Marines go ashore and wage combat. We don't need them as a new tripwire at a new Fulda Gap, forever stuck in place because withdrawing them signals loss of resolve, lack of commitment, change of heart --all the psycho-political folderol that kept US forces stuck in Europe for over 75 years after a two-year commitment. (We always meant Europe to grow the capacity and capability to defend itself within NATO.) The fact that we never did fight in Europe owes less to the tripwire and more to the Reagan strategy, a comprehensive approach using genuine cost imposition, psychological warfare and political subversion, information operations, and a very carefully planned and well informed economic warfare.

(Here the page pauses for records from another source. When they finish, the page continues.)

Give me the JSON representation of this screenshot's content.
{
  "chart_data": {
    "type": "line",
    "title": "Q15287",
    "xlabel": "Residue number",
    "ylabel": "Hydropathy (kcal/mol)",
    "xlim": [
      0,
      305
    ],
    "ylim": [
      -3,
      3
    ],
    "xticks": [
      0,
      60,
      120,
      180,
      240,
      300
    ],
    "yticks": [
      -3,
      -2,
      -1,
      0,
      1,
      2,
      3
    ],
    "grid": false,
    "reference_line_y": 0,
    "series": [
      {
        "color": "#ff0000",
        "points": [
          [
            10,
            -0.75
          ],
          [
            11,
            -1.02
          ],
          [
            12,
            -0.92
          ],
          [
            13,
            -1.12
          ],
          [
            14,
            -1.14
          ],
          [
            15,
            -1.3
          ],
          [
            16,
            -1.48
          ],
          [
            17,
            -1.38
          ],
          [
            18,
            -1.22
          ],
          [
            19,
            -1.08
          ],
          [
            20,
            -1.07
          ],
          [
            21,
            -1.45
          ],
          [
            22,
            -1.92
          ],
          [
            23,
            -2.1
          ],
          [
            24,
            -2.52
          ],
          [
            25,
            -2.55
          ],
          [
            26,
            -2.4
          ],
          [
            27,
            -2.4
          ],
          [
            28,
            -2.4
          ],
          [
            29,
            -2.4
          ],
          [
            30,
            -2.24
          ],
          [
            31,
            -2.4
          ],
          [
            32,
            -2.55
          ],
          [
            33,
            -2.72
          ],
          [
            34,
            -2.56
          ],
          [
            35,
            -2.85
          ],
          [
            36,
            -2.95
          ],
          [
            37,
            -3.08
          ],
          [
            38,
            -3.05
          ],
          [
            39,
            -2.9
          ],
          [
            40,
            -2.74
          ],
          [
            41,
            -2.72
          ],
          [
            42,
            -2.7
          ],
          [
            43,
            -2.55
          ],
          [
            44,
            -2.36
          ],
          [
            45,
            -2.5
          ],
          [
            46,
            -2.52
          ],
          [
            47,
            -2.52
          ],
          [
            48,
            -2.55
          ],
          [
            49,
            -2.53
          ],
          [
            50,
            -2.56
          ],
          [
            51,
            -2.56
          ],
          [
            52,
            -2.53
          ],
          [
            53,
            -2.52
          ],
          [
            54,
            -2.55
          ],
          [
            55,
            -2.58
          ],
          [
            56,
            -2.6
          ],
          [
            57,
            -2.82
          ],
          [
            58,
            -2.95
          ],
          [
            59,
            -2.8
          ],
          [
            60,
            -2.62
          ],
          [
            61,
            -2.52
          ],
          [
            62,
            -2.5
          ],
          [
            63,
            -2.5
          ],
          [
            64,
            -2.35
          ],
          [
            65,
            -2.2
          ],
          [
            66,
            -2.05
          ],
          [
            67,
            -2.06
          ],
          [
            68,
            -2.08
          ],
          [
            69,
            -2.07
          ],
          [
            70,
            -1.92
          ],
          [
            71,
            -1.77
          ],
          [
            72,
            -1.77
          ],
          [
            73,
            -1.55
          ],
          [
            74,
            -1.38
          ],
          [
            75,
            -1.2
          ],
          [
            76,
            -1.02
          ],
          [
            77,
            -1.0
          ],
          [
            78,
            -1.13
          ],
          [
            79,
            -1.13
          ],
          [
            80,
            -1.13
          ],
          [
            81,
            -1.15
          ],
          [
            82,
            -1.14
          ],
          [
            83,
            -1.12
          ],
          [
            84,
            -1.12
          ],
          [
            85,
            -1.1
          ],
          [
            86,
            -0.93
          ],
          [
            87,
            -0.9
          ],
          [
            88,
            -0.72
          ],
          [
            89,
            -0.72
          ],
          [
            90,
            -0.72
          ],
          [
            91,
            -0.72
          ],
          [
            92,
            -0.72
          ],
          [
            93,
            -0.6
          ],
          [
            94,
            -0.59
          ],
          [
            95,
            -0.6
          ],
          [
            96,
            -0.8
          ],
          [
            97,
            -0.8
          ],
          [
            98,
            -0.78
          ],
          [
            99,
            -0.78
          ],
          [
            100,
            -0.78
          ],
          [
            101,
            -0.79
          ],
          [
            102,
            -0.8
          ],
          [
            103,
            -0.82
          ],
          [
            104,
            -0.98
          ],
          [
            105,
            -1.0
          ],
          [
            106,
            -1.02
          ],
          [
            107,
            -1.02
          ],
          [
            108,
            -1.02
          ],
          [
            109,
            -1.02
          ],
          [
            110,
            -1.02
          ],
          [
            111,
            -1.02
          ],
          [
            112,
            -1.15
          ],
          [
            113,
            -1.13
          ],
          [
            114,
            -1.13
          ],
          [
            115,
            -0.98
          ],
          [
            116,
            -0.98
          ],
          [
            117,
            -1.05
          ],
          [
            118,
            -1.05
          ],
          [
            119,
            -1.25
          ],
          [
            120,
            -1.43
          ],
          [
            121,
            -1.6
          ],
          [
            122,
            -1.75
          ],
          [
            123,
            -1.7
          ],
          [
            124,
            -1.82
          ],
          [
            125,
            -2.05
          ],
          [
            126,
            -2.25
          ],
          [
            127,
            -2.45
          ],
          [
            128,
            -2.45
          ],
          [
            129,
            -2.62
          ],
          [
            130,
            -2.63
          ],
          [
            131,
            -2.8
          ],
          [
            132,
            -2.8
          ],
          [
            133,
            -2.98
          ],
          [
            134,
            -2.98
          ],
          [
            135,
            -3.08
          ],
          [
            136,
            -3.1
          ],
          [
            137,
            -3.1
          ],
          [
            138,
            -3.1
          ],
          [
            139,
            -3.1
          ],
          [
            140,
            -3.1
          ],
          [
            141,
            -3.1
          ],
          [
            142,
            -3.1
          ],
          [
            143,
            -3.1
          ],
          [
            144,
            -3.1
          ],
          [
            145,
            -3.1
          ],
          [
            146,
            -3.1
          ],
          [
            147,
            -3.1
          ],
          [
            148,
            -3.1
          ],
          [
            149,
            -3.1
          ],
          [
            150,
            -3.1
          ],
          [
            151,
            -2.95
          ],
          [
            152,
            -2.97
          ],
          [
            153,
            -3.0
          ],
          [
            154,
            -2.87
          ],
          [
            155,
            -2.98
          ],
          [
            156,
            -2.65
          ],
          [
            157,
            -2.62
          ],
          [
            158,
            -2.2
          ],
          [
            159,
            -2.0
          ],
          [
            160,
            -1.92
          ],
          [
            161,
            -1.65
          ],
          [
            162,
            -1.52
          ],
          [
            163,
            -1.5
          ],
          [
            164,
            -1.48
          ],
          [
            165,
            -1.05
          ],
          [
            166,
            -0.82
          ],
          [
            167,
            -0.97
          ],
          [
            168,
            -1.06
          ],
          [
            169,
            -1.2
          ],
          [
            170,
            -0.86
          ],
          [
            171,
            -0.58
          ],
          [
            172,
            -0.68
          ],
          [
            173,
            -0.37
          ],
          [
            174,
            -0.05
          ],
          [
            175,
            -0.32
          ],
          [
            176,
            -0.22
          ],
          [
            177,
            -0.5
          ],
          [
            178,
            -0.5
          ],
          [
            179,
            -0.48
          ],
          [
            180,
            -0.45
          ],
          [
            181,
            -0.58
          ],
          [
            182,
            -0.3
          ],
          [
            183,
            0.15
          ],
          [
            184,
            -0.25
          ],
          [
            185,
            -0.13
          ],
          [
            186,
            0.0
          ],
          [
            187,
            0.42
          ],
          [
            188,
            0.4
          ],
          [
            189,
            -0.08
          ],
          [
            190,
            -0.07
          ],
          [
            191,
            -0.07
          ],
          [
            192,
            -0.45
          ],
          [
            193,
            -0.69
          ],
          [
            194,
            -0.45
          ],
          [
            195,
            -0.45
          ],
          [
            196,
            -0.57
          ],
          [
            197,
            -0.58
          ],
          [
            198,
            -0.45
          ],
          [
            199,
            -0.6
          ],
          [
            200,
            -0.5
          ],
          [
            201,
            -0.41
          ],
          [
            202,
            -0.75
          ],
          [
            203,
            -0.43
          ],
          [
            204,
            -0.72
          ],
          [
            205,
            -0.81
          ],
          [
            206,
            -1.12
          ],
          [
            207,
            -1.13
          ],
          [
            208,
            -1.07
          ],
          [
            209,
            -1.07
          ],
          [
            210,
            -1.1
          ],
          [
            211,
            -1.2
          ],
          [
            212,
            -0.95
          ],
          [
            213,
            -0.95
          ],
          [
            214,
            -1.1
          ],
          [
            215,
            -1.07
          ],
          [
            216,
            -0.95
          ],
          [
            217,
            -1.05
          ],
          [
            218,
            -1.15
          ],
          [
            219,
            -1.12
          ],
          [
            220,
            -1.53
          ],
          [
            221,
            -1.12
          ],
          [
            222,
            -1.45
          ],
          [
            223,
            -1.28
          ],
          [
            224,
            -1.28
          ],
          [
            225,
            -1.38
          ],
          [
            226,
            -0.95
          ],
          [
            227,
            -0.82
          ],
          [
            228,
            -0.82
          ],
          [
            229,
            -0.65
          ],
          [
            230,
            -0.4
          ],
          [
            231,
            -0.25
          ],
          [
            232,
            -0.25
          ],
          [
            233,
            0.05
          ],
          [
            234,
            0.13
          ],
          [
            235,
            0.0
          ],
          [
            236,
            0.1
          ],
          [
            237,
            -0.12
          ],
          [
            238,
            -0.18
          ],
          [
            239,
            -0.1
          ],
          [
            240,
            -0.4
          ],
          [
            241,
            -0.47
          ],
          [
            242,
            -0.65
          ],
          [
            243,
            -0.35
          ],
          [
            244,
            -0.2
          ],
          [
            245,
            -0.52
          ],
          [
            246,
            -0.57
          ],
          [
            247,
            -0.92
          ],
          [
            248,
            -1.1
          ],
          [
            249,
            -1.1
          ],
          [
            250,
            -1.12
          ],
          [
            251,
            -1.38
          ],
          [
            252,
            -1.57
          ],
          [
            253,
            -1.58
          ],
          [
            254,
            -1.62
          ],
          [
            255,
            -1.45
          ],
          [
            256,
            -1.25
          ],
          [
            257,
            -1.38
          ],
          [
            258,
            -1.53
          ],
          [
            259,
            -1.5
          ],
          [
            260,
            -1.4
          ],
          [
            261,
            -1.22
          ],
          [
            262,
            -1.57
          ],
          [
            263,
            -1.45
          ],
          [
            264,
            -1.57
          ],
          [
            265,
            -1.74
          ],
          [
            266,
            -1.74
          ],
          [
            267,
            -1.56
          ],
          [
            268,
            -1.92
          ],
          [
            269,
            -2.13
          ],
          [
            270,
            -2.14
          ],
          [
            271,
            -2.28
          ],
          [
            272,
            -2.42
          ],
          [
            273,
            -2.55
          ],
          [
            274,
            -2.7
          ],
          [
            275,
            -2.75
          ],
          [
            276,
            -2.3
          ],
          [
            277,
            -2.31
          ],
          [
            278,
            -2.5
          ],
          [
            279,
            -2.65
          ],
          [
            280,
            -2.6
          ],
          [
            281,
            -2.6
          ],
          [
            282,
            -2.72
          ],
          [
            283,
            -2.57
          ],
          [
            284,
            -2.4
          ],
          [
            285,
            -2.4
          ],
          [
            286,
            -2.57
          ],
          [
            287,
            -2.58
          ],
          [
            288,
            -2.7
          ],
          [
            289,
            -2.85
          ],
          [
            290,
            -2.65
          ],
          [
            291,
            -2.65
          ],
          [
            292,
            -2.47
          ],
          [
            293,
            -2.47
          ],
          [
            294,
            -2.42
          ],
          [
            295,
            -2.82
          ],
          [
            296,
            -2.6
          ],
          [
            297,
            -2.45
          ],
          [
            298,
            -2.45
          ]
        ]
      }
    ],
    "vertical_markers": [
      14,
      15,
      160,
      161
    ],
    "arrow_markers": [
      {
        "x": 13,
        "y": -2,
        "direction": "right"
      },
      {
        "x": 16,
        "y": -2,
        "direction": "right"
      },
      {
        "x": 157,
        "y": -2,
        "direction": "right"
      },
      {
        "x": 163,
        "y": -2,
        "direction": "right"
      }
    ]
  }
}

All of this was backed by the operational artistry of AirLand Battle, which led Soviet generals invited to observe maneuvers at the new NTC to comment ruefully that their soldiers could not do what ours were doing. All of this together, from samizdat to Solidarity, from the Big Five to Brilliant Pebbles, constituted a mutually reinforcing joint/inter-agency/interallied, all-domain, operational campaign, peace-time and grey-zone, that imposed our will without a shot.

Above all, the campaign to end the Cold War took place in global fashion, using the appropriate domains for local conditions. It built on solid allied and partner support from Thatcher to Kohl to John Paul II. It almost defies belief now, but it happened. It worked.

EABO and the SIF will not work without a regional agreement of some kind. All for one and one for all. Blockade chains, even when they are archipelagoes, cannot work any other way.

John Boyd recognized patterns and lessons in history. Are we allowing officers in PME today to do the same?